Una lectura del Evangelio me golpeó particularmente, cuando Cristo afirma que lo que hagamos a los más pequeños, a los que tienen hambre, a los enfermos, a los rechazados, es como si se lo hiciéramos a Él. De este modo, tuve la impresión de haber descubierto mi verdadero camino y acepté aquello que se me presentaba como un maravilloso regalo de Dios.

Fue como una llamada dentro de otra llamada. Algo parecido a una segunda vocación. Fue un mandato interior a renunciar a la congregación de Loreto, donde seguramente yo era muy feliz, para ponerme al servicio de los pobres de las calles.

En 1946, mientras me dirigía en tren hacia Darjeeling para hacer los ejercicios espirituales, sentí nuevamente una llamada para abandonarlo todo y seguir a Cristo en los suburbios y servirlo en los más pobres de los pobres. Comprendí que eso era lo que Cristo quería de mí.

En el año 1948, después de 20 años de permanencia en India, opté por un contacto más estrecho con los más pobres de los pobres. Era una llamada dentro de mi vocación. Sentía que Dios quería algo más de mí. Para mí su mensaje era claro: dejar el convento y trabajar con los pobres, viviendo en medio de ellos. Sabía dónde me llamaba, pero ignoraba cómo llegar. Dios quería que yo fuera pobre con los pobres y que lo amase bajo las dolorosas semblanzas de los más pobres entre los pobres.
Conté con la bendición de la obediencia. Una vez expuesto mi caso a las Superioras de la congregación y al arzobispo de Calcuta, percibieron que se trataba de la voluntad de Dios, que era Dios el que lo quería.

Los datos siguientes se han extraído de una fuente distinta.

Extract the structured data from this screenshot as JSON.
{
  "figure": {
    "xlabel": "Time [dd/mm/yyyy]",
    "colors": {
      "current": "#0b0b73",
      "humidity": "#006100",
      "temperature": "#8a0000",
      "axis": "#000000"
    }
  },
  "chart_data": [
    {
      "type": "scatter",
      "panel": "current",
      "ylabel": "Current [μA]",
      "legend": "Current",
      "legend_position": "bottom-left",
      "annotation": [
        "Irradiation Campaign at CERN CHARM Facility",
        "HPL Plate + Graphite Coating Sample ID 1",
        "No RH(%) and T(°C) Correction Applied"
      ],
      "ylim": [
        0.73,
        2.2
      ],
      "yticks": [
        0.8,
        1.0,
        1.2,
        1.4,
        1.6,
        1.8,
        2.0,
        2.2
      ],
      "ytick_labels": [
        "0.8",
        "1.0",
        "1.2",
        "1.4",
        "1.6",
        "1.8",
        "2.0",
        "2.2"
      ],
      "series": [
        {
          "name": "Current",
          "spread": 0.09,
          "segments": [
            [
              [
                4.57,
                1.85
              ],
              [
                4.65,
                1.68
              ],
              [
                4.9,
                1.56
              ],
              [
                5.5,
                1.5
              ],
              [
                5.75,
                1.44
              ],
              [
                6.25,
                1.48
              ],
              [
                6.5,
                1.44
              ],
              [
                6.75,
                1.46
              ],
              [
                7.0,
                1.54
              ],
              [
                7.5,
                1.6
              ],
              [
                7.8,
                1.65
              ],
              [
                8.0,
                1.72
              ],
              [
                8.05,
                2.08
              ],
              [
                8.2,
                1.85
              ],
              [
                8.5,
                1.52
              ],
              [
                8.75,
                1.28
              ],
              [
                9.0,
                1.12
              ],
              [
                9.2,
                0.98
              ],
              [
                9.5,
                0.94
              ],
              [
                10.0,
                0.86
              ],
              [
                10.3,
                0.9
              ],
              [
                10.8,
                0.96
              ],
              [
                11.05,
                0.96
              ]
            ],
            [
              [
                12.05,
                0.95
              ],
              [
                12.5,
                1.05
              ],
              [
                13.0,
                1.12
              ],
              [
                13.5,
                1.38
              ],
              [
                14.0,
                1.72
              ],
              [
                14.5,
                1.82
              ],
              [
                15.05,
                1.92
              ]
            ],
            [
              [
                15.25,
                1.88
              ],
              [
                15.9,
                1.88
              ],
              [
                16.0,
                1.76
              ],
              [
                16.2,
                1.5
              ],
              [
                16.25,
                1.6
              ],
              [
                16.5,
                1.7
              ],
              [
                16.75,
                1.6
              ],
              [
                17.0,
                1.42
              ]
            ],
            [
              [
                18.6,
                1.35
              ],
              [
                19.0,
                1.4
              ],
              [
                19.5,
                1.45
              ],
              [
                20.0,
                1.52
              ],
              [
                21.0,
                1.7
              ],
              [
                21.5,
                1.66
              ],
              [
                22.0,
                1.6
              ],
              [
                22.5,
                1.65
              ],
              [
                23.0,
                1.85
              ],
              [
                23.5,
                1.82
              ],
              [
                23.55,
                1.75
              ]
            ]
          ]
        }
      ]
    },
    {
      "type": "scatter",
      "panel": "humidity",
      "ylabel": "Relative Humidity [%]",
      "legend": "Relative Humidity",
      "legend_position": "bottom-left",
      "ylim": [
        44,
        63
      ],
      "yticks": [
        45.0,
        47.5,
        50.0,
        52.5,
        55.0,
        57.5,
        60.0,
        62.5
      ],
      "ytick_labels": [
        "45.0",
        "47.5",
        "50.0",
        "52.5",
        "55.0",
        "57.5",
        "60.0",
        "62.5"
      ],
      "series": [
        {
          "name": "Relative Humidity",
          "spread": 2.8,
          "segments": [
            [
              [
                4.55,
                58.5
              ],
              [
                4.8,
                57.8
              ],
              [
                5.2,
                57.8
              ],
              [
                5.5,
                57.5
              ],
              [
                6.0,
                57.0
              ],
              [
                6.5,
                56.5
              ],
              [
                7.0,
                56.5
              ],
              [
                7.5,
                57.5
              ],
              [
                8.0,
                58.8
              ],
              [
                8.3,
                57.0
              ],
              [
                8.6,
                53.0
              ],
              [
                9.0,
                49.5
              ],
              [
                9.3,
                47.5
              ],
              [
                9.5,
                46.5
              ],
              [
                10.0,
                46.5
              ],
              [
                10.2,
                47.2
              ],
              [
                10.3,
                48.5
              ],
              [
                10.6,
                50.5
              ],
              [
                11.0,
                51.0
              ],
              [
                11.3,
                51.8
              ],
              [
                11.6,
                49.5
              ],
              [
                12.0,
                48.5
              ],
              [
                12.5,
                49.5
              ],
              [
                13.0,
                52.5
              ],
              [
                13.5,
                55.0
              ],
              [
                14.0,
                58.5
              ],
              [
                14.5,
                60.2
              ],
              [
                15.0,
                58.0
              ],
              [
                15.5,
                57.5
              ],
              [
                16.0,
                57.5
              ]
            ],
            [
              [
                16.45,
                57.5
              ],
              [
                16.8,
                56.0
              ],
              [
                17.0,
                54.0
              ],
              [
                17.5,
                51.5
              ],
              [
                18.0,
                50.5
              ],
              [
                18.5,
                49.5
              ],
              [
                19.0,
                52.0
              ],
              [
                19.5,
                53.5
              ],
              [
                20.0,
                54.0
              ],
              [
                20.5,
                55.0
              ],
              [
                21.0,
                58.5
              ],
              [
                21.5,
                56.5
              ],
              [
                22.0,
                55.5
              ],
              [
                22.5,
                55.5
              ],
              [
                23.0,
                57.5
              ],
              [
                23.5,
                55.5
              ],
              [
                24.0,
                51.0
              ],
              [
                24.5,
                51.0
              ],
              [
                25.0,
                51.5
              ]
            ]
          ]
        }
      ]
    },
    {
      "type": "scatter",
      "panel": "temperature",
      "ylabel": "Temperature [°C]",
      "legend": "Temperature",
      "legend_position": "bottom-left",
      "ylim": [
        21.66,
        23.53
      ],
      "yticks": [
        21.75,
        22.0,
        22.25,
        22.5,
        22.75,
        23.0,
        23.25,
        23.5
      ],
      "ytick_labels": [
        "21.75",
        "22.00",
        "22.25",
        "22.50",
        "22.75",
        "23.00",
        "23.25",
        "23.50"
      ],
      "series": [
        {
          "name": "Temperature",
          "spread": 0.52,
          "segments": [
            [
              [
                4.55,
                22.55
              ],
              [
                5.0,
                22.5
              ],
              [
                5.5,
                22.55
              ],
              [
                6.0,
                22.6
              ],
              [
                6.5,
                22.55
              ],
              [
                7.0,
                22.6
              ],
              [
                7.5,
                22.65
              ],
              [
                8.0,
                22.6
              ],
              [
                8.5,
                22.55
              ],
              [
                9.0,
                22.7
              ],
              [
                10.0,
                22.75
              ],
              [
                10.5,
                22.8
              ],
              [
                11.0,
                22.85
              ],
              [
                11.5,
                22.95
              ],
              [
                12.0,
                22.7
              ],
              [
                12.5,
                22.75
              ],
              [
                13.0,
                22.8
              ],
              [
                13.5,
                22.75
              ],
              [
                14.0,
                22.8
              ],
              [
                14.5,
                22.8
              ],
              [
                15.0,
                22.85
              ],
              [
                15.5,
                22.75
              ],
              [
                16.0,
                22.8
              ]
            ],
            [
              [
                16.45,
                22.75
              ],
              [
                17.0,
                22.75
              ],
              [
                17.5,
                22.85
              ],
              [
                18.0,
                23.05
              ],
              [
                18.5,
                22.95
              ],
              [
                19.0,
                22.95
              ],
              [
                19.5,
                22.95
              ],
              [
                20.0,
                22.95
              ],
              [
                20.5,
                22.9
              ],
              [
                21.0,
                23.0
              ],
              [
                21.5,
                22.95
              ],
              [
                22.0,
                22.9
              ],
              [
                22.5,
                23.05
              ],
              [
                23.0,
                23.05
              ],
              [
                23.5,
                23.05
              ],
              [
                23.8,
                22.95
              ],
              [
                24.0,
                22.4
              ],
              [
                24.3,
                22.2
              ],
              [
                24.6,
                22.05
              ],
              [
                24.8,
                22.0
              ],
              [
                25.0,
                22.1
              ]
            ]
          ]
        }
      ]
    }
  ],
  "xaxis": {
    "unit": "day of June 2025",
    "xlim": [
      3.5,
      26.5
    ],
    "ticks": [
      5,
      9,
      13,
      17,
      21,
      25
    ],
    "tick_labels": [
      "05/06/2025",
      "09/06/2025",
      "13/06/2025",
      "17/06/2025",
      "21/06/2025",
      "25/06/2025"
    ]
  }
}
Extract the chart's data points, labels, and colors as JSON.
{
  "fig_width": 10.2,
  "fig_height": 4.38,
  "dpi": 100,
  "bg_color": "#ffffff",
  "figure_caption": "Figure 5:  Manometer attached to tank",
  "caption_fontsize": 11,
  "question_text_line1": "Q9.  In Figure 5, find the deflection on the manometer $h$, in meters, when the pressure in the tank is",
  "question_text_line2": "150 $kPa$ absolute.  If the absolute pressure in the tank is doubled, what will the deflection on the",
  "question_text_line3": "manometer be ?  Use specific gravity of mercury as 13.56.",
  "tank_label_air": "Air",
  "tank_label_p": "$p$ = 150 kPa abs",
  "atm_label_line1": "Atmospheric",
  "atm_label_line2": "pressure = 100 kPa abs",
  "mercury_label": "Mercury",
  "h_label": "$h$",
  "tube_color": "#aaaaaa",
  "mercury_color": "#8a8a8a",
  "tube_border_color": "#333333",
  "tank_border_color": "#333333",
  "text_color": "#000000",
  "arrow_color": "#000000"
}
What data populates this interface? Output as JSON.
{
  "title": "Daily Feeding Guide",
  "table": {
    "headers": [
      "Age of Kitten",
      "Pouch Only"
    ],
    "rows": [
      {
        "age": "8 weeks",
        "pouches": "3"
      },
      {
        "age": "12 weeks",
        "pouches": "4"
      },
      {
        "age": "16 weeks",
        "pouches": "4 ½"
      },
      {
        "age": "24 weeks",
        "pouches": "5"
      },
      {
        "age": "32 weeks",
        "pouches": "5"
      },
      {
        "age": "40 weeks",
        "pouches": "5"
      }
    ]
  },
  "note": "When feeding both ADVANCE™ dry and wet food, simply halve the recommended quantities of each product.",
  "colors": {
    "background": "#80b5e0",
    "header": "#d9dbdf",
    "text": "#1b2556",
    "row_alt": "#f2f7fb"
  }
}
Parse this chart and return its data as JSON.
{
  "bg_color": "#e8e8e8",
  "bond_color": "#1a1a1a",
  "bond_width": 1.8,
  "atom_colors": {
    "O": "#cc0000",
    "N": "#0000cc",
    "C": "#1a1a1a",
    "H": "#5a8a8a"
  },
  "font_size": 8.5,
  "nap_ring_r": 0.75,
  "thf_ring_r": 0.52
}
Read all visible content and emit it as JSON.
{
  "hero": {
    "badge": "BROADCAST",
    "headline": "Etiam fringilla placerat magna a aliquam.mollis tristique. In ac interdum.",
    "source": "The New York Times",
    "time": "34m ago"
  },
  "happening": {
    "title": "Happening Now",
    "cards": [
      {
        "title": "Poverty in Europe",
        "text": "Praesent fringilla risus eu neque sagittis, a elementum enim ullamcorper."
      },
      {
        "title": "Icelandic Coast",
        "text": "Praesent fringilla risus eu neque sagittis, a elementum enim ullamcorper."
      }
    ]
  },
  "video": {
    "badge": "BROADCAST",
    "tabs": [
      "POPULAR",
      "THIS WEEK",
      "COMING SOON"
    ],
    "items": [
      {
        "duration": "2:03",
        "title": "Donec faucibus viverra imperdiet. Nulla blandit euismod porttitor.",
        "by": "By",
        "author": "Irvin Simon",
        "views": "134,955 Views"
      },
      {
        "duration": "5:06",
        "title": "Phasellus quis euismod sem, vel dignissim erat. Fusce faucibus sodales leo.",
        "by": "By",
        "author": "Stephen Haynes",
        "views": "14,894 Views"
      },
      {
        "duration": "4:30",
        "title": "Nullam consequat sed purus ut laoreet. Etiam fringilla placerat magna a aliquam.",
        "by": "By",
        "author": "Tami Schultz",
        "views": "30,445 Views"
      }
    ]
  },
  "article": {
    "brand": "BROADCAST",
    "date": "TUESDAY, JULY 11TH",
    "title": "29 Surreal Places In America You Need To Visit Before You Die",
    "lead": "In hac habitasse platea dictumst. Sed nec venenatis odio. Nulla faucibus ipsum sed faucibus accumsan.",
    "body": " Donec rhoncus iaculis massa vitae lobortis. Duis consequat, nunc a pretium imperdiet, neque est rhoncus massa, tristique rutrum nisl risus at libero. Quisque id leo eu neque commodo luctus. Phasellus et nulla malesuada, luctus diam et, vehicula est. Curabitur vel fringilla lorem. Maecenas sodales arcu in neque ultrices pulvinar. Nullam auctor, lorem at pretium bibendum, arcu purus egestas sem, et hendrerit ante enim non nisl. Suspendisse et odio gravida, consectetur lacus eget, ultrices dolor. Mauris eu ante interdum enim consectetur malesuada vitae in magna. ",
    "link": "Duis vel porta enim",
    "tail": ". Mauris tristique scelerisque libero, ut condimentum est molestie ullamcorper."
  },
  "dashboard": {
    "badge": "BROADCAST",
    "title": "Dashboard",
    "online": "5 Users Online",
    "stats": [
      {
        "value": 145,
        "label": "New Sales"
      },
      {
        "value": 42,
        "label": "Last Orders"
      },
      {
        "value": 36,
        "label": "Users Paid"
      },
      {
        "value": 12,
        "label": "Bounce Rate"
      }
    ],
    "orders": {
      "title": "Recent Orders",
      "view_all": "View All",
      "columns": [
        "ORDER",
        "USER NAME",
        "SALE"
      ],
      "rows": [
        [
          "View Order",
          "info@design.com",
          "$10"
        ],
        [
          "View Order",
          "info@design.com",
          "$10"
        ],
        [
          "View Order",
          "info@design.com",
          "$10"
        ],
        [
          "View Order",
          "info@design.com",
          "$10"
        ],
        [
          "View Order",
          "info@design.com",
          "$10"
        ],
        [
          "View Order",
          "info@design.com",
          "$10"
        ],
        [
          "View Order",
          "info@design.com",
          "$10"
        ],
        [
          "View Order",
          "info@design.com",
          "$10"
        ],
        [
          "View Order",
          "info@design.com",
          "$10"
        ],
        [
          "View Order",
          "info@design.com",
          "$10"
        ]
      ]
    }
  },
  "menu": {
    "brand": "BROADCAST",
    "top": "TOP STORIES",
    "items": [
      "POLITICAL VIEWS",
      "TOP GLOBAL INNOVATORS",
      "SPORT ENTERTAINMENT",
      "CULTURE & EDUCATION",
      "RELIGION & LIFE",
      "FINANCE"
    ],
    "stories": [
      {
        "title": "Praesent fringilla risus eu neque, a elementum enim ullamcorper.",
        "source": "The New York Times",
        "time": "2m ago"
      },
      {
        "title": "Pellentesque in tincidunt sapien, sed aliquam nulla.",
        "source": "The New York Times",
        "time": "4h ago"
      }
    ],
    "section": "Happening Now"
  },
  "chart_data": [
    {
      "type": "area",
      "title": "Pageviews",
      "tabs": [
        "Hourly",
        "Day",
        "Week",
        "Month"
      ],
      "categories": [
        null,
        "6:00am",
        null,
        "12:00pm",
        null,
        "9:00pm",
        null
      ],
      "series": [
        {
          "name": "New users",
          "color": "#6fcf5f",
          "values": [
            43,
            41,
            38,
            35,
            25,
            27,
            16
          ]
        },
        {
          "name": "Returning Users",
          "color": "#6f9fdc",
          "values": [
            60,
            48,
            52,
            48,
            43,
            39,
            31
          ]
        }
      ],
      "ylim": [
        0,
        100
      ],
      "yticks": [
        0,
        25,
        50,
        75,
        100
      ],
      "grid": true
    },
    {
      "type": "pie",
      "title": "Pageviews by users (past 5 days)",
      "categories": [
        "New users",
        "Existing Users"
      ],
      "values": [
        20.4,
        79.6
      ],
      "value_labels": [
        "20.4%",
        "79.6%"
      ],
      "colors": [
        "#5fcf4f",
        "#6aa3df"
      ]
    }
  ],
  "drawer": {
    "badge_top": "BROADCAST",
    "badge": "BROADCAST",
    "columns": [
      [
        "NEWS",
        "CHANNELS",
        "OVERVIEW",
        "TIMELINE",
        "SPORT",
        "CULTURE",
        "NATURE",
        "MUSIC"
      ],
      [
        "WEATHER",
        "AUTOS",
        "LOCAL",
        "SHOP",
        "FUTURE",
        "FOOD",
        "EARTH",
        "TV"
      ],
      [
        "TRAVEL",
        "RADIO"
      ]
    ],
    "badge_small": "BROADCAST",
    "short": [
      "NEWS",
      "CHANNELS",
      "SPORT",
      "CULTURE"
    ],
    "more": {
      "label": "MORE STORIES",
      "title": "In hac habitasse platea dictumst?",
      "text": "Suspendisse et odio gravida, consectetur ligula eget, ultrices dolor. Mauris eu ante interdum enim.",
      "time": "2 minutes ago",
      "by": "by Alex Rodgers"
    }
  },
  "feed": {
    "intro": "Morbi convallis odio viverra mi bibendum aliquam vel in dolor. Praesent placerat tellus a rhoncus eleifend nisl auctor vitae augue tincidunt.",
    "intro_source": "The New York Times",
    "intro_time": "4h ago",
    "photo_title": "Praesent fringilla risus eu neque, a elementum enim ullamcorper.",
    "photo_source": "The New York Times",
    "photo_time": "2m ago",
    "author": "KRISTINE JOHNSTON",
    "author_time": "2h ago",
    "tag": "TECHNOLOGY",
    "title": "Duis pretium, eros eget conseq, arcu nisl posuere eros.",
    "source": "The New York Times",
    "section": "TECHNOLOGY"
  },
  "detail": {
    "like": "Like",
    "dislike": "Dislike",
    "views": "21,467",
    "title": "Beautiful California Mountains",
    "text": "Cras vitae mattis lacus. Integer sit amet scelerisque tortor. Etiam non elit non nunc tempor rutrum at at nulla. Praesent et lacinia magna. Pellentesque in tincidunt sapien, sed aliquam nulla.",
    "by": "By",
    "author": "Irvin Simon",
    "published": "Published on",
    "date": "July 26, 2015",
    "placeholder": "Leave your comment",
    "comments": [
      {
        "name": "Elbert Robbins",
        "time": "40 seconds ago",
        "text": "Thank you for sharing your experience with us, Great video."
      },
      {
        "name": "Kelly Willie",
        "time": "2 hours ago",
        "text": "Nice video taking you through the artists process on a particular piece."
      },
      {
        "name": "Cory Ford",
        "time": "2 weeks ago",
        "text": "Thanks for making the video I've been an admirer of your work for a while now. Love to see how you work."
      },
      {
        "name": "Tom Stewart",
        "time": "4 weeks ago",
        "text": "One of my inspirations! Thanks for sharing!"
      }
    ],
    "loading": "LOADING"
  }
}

Escribí a mi Superiora general diciéndole que Dios me llamaba a sí, sirviéndole en los más pobres de los suburbios. Obtuve así la bendición de la obediencia. Teniéndola, no hay ningún motivo para dudar ni se puede equivocar.

A veces, queda la impresión de haberse equivocado. Pero sólo lo es a los ojos de los hombres. No a los ojos de Dios.

No tuve que renunciar a nada en particular. La vocación de pertenecer a Cristo y mi pertenencia a Él, no habían cambiado. Lo único que cambiaba eran los medios exteriores, con la finalidad de servir a los más pobres de los pobres.

La vocación en sí misma -mi pertenencia a Cristo- no cambió. Más bien, profundizó. Mi amor por Cristo se hizo más profundo en virtud de aquel sacrificio. Este es el motivo por el que hablo de una llamada dentro de la llamada. Mi vocación no fue otra cosa que una prolongación de mi pertenencia a Cristo.

Al mismo tiempo, algunas jóvenes a quienes había tenido como alumnas y que visitaban a los pobres en los suburbios y a los enfermos en los hospitales, manifestaron el deseo de hacerse monjas para dedicarse completamente al apostolado entre los más pobres.

Lo repito una vez más. Fue en septiembre de 1946, en el tren que me llevaba a Darjeeling, donde iba a hacer los ejercicios espirituales, cuando escuché la llamada de Dios. Mientras rezaba a Nuestro Señor en la intimidad y en el silencio, escuché la llamada dentro de la llamada.

El mensaje era muy claro: tenía que dejar el convento (de la congregación de Loreto) y dedicarme al servicio de los pobres viviendo con ellos. Era una orden. Tuve una percepción muy clara respecto al origen de la llamada. Lo que no veía tan claro era cómo secundarla. En otras palabras: sabía dónde ir, pero ignoraba cómo llegar.

Sentí intensamente que Jesucristo quería que yo le sirviese en los más pobres, en los rechazados, en los habitantes de los suburbios, en los marginados, en los que no tienen hogar. Jesucristo me invitaba a seguirlo en pobreza real, comenzando un género de vida que me hiciese igual a los necesitados, en los que Él está presente, en los que Él sufre y ama.